Oil prices rose modestly in Asian trading on Thursday, supported by renewed attacks on Russian energy assets and stalled diplomatic efforts to end the war in Ukraine, even as weak U.S. demand data capped gains.

By 22:53 ET (03:53 GMT), February Brent futures were up 0.4% at $62.89 a barrel, while WTI crude futures gained 0.5% to $59.23 a barrel.

Strikes on Russian assets, stalled peace talks underpin prices

A Reuters report on Wednesday, citing sources, said Ukrainian forces had hit the Druzhba pipeline in Russia’s Tambov region, reigniting worries about potential disruptions to Russian crude exports.

At the same time, high-level peace talks between U.S. and Russian officials wrapped up on Tuesday without any breakthrough, dashing hopes that sanctions on Russian oil might soon be eased and keeping a geopolitical risk premium embedded in prices.

U.S. inventories signal soft demand

The bullish impact of geopolitical tensions was tempered by data from the U.S. Energy Information Administration (EIA), which pointed to softer demand in the world’s largest oil consumer.

For the week ended November 28, U.S. crude inventories rose by 574,000 barrels, confounding expectations for a 1.9 million-barrel draw.
Stocks of refined products also jumped:

  • Gasoline inventories increased by 4.52 million barrels
  • Distillate inventories climbed by 2.1 million barrels

The simultaneous build in crude, gasoline, and distillates underscored lingering demand weakness, offsetting much of the upside from geopolitics.

Fed cut bets lend additional support

Oil prices also found some support from growing expectations that the Federal Reserve will cut interest rates at next week’s policy meeting. Markets are now pricing in roughly a 90% chance of a 25-basis-point reduction.

Lower rates typically weaken the U.S. dollar and can spur economic activity, both of which are supportive for global fuel demand.

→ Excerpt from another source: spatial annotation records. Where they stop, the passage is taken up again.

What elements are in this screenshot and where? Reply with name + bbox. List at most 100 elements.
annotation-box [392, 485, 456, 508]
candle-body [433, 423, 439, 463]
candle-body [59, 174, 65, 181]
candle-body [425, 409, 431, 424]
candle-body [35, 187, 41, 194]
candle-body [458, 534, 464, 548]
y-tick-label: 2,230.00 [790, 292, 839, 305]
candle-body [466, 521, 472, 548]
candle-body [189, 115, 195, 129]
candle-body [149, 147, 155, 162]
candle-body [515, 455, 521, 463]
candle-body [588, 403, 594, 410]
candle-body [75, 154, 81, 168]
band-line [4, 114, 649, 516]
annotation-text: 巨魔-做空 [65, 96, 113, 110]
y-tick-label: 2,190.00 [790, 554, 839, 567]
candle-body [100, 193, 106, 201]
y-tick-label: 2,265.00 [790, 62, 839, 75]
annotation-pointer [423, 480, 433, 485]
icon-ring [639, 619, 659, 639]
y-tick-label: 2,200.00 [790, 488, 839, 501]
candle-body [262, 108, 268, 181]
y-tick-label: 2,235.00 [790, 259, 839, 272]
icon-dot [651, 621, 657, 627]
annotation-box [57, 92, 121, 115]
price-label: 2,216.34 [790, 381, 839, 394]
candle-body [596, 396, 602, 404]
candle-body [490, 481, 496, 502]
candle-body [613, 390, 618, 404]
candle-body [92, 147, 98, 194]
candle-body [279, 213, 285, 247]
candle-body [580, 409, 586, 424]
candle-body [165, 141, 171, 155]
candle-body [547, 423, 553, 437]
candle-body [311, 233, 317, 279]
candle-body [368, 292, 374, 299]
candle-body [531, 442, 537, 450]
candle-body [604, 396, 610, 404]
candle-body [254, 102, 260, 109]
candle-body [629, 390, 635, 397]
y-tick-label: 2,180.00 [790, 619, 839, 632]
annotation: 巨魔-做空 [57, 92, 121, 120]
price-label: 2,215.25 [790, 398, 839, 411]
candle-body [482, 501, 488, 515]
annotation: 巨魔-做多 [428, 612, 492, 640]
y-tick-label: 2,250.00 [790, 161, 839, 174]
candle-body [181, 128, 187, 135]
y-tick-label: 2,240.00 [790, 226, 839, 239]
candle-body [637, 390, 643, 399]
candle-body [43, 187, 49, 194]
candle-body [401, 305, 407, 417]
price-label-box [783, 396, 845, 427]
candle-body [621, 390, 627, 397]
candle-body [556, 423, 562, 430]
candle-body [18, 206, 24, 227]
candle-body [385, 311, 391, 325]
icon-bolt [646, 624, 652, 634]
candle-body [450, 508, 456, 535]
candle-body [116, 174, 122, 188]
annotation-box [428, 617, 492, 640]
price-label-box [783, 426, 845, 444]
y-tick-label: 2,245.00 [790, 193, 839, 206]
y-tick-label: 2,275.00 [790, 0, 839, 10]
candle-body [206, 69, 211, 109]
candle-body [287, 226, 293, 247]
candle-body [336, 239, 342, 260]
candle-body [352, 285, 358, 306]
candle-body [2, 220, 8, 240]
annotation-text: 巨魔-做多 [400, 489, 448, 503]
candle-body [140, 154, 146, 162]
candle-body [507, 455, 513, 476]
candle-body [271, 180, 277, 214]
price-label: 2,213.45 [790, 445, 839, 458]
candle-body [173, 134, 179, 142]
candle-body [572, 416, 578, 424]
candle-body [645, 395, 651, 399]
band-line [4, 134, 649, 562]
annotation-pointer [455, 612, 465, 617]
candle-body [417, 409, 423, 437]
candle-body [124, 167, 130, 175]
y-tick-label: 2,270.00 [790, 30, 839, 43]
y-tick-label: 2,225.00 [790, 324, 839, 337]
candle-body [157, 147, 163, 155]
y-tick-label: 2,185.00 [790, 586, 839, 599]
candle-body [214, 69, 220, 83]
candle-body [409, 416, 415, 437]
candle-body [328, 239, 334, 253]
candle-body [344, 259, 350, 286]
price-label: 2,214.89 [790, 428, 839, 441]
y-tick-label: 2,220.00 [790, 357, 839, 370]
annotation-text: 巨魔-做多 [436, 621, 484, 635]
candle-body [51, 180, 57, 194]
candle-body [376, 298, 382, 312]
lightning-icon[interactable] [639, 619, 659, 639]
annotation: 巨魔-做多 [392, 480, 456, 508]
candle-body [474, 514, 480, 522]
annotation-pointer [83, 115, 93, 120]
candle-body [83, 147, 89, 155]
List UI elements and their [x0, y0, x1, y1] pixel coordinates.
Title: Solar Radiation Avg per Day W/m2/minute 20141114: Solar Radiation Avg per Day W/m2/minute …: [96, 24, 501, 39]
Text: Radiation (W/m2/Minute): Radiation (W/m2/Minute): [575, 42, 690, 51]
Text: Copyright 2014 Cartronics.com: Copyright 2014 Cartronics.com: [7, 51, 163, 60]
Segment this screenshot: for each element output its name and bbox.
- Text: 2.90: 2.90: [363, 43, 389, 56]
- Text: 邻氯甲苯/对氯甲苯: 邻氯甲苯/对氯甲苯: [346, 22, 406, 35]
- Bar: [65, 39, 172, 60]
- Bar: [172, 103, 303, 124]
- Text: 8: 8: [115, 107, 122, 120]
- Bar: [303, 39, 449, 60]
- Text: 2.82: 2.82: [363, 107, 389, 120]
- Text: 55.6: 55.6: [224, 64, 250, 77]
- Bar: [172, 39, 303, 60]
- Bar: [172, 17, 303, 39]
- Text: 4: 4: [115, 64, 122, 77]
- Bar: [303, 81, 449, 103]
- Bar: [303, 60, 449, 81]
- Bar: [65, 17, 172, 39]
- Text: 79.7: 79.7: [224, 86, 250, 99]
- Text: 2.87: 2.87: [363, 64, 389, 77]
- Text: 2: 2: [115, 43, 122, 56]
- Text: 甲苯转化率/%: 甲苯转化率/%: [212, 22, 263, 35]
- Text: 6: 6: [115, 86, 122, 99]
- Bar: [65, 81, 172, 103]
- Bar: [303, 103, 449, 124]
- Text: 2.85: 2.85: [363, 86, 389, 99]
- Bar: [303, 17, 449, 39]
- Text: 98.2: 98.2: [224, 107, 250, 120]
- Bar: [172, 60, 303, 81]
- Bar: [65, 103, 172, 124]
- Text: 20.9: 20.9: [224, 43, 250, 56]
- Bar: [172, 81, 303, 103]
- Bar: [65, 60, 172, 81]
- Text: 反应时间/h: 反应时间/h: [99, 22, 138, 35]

Easing expectations stayed firm after ADP data showed U.S. private payrolls shrank by 32,000 in November, a surprise decline following a revised gain the previous month and well below forecasts for an increase.

Separately, the ISM services index rose to 52.6 in November, its strongest reading in nine months, while underlying price components eased, hinting at a more benign inflation backdrop and reinforcing the case for Fed easing.